Augusta Brito é a primeira suplente de Camilo Santana, eleito senador do Ceará. Foto: ACE
A Assembleia Legislativa passará de cinco para nove mulheres atuando na Casa, a partir do início do próximo ano, enquanto que a Bancada Cearense na Câmara Federal sai de uma para três representantes femininas. Deixando o Legislativo Estadual por ter sido eleita suplente do senador eleito Camilo Santana, a deputada Augusta Brito (PT) destacou o engrandecimento dos debates no parlamento cearense com a entrada desses quadros.
“Tenho certeza que as deputadas eleitas vão engrandecer os debates que acontecem aqui e por meio dos equipamentos que já existem na Casa, como a Procuradoria da Mulher, elas vão ter oportunidade de representar bem as mulheres e fortalecer a democracia em nosso Estado”, defendeu.
A partir da próxima Legislatura, a Assembleia contará com a participação das deputadas Dra. Silvana (PL), Emilia Pessoa (PSDB), Larissa Gaspar (PT), Juliana Lucena (PT), Luana Ribeiro (Cidadania), Lia Gomes (PDT), Gabriella Aguiar (PDT), Martas Gonçalves (PL), e Jô Farias (PT). Já na Câmara Federal, Luizianne Lins (PT), que foi reeleita, contará com as companhias de Dayany do Capitão (PL) e Fernanda Pessoa (UB).
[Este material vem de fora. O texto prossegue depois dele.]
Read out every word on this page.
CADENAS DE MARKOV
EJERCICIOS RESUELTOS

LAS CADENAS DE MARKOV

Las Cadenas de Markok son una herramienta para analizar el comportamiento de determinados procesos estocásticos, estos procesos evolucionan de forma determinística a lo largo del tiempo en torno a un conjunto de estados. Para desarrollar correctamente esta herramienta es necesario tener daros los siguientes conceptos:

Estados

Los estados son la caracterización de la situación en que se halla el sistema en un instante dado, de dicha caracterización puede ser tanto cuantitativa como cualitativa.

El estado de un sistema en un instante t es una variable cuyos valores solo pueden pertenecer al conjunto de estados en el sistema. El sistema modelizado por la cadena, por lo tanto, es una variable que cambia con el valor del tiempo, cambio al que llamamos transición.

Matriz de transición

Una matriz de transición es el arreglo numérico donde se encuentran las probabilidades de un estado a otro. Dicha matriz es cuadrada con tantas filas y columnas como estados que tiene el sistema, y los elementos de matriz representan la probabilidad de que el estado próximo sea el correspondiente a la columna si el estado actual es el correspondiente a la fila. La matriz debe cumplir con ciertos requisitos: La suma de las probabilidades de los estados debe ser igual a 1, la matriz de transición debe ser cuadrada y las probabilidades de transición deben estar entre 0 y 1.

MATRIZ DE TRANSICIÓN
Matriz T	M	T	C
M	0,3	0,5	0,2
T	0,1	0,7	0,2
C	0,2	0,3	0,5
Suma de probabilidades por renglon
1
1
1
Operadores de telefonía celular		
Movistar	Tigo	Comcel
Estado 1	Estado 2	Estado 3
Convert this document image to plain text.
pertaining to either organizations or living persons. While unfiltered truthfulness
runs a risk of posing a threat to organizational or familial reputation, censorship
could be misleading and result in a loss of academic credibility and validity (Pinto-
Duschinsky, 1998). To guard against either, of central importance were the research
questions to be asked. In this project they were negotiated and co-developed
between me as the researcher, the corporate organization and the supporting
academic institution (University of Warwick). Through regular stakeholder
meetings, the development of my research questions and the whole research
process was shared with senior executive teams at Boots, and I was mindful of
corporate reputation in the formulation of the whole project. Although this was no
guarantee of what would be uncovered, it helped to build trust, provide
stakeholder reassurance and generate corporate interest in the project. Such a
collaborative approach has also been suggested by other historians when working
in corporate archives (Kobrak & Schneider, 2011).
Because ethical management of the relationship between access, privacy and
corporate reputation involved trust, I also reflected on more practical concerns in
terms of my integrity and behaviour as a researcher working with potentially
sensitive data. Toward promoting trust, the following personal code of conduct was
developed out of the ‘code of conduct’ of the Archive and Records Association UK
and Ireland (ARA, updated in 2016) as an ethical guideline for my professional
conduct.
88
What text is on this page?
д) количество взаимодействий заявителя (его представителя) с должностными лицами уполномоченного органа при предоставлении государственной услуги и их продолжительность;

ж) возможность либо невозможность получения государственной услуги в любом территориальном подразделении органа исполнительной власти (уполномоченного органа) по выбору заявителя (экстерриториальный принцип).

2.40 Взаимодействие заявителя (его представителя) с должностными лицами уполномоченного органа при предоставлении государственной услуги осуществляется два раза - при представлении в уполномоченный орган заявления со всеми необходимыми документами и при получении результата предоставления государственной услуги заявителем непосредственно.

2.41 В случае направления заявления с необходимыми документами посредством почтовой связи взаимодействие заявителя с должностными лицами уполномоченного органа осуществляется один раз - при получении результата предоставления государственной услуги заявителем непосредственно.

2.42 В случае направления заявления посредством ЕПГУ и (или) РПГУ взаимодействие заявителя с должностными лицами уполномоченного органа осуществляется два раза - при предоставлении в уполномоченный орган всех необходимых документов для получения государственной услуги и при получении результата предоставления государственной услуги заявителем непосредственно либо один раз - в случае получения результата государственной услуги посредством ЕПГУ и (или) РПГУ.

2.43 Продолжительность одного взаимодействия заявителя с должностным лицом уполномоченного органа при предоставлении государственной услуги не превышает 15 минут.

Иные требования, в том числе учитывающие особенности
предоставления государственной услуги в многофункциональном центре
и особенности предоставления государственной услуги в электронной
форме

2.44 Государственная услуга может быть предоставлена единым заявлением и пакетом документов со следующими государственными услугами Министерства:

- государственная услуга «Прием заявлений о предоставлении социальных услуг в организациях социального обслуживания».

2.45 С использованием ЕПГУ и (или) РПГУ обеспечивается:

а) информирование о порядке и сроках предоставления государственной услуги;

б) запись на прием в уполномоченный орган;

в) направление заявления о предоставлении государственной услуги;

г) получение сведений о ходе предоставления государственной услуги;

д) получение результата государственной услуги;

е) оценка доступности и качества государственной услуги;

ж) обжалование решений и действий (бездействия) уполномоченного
Augusta Brito foi eleita primeira suplente na candidatura de Camilo Santana ao Senado Federal. Para ela, o petista se configurou como o maior líder político no Estado. Em seu pronunciamento, ela também destacou o desempenho de Elmano de Freitas (PT), eleito governador do Ceará. “Confio nas suas propostas e que ambos farão ótimos mandatos. Suas campanhas, apesar de atípicas, foram permeadas por propostas, respeito e verdade, características que marcam a trajetória deles e que certamente vão nortear os seus próximos passos”.
A deputada Érika Amoim (PSD) lembrou o número considerável de mulheres eleitas para os legislativos estadual e federal. Ela lembrou que 91 das candidaturas femininas obtiveram êxito para o Congresso Nacional. “Aqui teremos nove mulheres, ocupando legitimamente seu lugar na Assembleia e três no Congresso. Isso representa muito. O número de candidaturas femininas no Ceará foi o maior desde 1998. Isso comprova a necessidade e importância de leis que garantam e incentivem a participação feminina na política”, defendeu.